‘Most of you reading this probably don't remember the American Motors Corporation or AMC as it was known. AMC was born in 1954 as a result of a merger between the Nash and Hudson Motor Car Companies. Known for their rather austere design sensibility and budget automobile offerings, they eventually were absorbed into the Chrysler Corporate Group in 1990.
During their heyday in the 1960's, however, they cranked out some very unique designs in the small-size space that offered attractive performance alternatives to competing Fords, Chevys, and Plymouths. And while I'll never tire of seeing a balled out Falcon, Box Nova, or Polara, it's nice to see something different every now and then.
In this case, something different is the 1969 AMC Hurst SC/Rambler. With a ground pounding 390 engine, 4-speed Hurst shifter, and a crazy graphics package, it certainly stands out in the muscle car crowd. Let's take a look at Detroit's - er, I mean, Kenosha's - other muscle car and see what makes it so unique.
1969 AMC Hurst Scrambler 5via Mecum
The Other Muscle Car
The 1969 AMC Hurst SC/Rambler was based on the compact Rambler, one of AMC's smaller budget grocery haulers. It was quite sedate and plain in its base form but AMC had a bunch of go-fast parts in its catalog and was quite involved in Trans Am and NHRA racing as well. To soup up the Rambler, they teamed with Hurst Performance and thus was born the Hurst SC/Rambler.

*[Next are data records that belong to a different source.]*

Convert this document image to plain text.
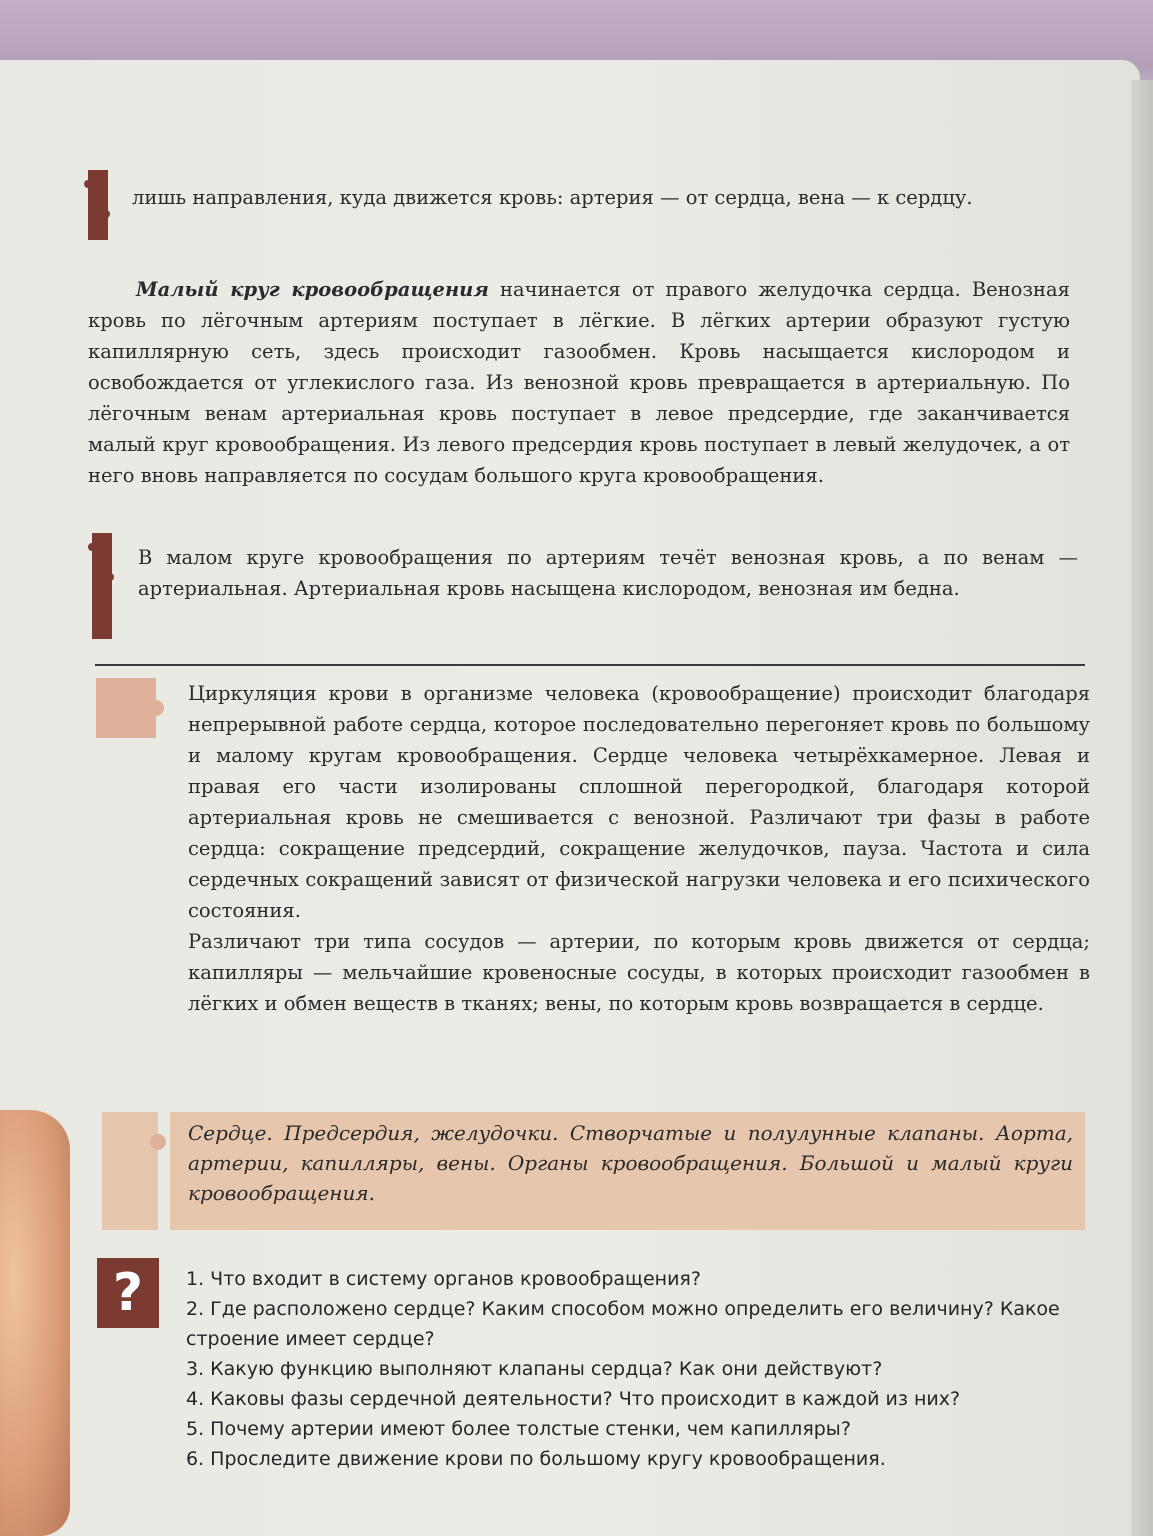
лишь направления, куда движется кровь: артерия — от сердца, вена — к сердцу.

Малый круг кровообращения начинается от правого желудочка сердца. Венозная кровь по лёгочным артериям поступает в лёгкие. В лёгких артерии образуют густую капиллярную сеть, здесь происходит газообмен. Кровь насыщается кислородом и освобождается от углекислого газа. Из венозной кровь превращается в артериальную. По лёгочным венам артериальная кровь поступает в левое предсердие, где заканчивается малый круг кровообращения. Из левого предсердия кровь поступает в левый желудочек, а от него вновь направляется по сосудам большого круга кровообращения.

В малом круге кровообращения по артериям течёт венозная кровь, а по венам — артериальная. Артериальная кровь насыщена кислородом, венозная им бедна.

Циркуляция крови в организме человека (кровообращение) происходит благодаря непрерывной работе сердца, которое последовательно перегоняет кровь по большому и малому кругам кровообращения. Сердце человека четырёхкамерное. Левая и правая его части изолированы сплошной перегородкой, благодаря которой артериальная кровь не смешивается с венозной. Различают три фазы в работе сердца: сокращение предсердий, сокращение желудочков, пауза. Частота и сила сердечных сокращений зависят от физической нагрузки человека и его психического состояния.

Различают три типа сосудов — артерии, по которым кровь движется от сердца; капилляры — мельчайшие кровеносные сосуды, в которых происходит газообмен в лёгких и обмен веществ в тканях; вены, по которым кровь возвращается в сердце.

Сердце. Предсердия, желудочки. Створчатые и полулунные клапаны. Аорта, артерии, капилляры, вены. Органы кровообращения. Большой и малый круги кровообращения.
?	1. Что входит в систему органов кровообращения?

2. Где расположено сердце? Каким способом можно определить его величину? Какое строение имеет сердце?

3. Какую функцию выполняют клапаны сердца? Как они действуют?

4. Каковы фазы сердечной деятельности? Что происходит в каждой из них?

5. Почему артерии имеют более толстые стенки, чем капилляры?

6. Проследите движение крови по большому кругу кровообращения.
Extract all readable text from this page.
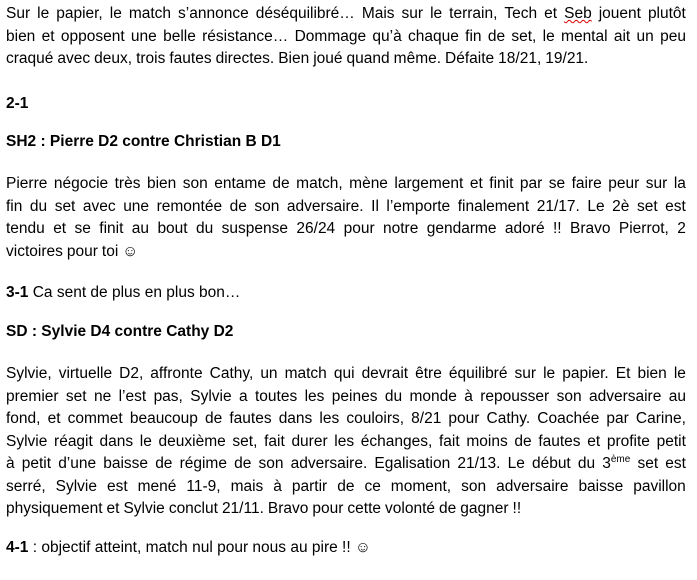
Sur le papier, le match s’annonce déséquilibré… Mais sur le terrain, Tech et Seb jouent plutôt
bien et opposent une belle résistance… Dommage qu’à chaque fin de set, le mental ait un peu
craqué avec deux, trois fautes directes. Bien joué quand même. Défaite 18/21, 19/21.
2-1
SH2 : Pierre D2 contre Christian B D1
Pierre négocie très bien son entame de match, mène largement et finit par se faire peur sur la
fin du set avec une remontée de son adversaire. Il l’emporte finalement 21/17. Le 2è set est
tendu et se finit au bout du suspense 26/24 pour notre gendarme adoré !! Bravo Pierrot, 2
victoires pour toi ☺
3-1 Ca sent de plus en plus bon…
SD : Sylvie D4 contre Cathy D2
Sylvie, virtuelle D2, affronte Cathy, un match qui devrait être équilibré sur le papier. Et bien le
premier set ne l’est pas, Sylvie a toutes les peines du monde à repousser son adversaire au
fond, et commet beaucoup de fautes dans les couloirs, 8/21 pour Cathy. Coachée par Carine,
Sylvie réagit dans le deuxième set, fait durer les échanges, fait moins de fautes et profite petit
à petit d’une baisse de régime de son adversaire. Egalisation 21/13. Le début du 3ème set est
serré, Sylvie est mené 11-9, mais à partir de ce moment, son adversaire baisse pavillon
physiquement et Sylvie conclut 21/11. Bravo pour cette volonté de gagner !!
4-1 : objectif atteint, match nul pour nous au pire !! ☺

AMC sought to design a car that not only set it apart from the Big Three but performed equally or better than competitor's offerings. With a final price under $3,000 and a quarter mile time in the low 14 second range, she was the very definition of getting the most bang for your buck. And with only 1,500 some odd examples built they are quite desirable today.

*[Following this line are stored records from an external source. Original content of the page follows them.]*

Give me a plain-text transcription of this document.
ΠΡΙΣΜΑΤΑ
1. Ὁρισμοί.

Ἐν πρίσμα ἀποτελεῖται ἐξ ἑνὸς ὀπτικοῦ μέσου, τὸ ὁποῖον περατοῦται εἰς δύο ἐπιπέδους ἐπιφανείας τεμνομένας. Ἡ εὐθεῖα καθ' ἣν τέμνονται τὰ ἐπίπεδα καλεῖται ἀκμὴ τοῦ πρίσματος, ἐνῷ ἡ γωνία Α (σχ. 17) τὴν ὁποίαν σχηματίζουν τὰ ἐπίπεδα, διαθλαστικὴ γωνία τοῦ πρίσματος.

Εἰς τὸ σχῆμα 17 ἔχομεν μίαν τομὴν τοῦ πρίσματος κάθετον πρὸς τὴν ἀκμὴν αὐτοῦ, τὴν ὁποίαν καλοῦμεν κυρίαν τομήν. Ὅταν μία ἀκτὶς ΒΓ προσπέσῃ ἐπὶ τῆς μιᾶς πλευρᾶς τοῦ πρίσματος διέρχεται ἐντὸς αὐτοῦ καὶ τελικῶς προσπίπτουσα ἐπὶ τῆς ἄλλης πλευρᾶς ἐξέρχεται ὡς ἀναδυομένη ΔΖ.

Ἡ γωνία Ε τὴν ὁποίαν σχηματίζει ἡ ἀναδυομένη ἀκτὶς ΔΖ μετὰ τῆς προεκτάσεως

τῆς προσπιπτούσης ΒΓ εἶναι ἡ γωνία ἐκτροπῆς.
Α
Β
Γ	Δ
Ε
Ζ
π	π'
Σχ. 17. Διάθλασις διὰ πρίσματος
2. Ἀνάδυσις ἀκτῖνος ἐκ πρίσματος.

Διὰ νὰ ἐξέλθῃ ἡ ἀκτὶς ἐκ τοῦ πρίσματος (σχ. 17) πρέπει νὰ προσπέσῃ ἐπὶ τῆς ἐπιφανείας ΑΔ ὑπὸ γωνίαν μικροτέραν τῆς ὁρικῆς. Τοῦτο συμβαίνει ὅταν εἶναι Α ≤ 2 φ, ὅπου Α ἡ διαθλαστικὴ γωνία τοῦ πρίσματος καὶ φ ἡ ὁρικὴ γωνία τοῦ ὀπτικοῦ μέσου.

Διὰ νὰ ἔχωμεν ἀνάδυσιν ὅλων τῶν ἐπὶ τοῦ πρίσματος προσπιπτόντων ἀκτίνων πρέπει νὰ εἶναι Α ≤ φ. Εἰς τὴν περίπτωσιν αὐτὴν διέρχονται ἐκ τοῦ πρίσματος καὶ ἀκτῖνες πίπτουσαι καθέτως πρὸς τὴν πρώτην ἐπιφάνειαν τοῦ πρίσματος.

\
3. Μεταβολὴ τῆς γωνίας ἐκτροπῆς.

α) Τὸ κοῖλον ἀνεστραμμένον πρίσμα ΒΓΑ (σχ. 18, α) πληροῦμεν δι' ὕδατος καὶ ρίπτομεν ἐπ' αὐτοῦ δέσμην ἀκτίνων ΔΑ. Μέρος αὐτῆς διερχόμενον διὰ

1969 AMC Hurst Scrambler 4via Mecum
Power To Back It Up
The Hurst SC/Rambler starts with a 315 hp, 390 cube V8 under the hood. It was a specially-prepared engine that AMC put in all of their top models and a version of it also saw duty in NHRA F/Stock class cars as well. The transmission was a 4-speed manual T-10 unit with, of course, a Hurst Quarter stick shifter with T-handle. The clutch was a 10.5" unit with a beefy pressure plate. The rear was a limited slip unit with Dana hardware and a 3.54 gearset.
The factory exhaust manifolds flowed exceptionally well for cast units and were routed into a true dual exhaust system with glasspacks routed out back. The Hurst SC also benefited from front disc brakes, staggered rear shocks, a beefed up chassis with targeted bracing, steel plates riveted to the trunk pan, rolled fender lips for larger rubber, and torque arms.
Bare Bones Racer
1969 AMC Hurst Scrambler 1via Pinterest
But the rest of the aesthetic both inside and out, with the exception of the crazy graphics and paint job, was as bare bones as cars of this era came. How else do you think they kept the price below $3,000 after all?!
The SC/Rambler was only available in a two-door hardtop configuration with a gray vinyl interior and reclining seats that carried over the red, white and blue exterior theme on the headrests. The dash was identical to other Rambler models with a standard headliner. But she was fitted with a Sun tachometer as there was no dash integrated unit. The only factory option available was an AM radio! How's that for keeping costs under control!
Check It Out for Yourself
The end result was a car that in looks and performance bore no relation to the base Rambler, and thankfully so. It performed simply and quite fast on the strip and enabled even those on a budget to race with the big boys from Ford, Dodge, and Chevy.’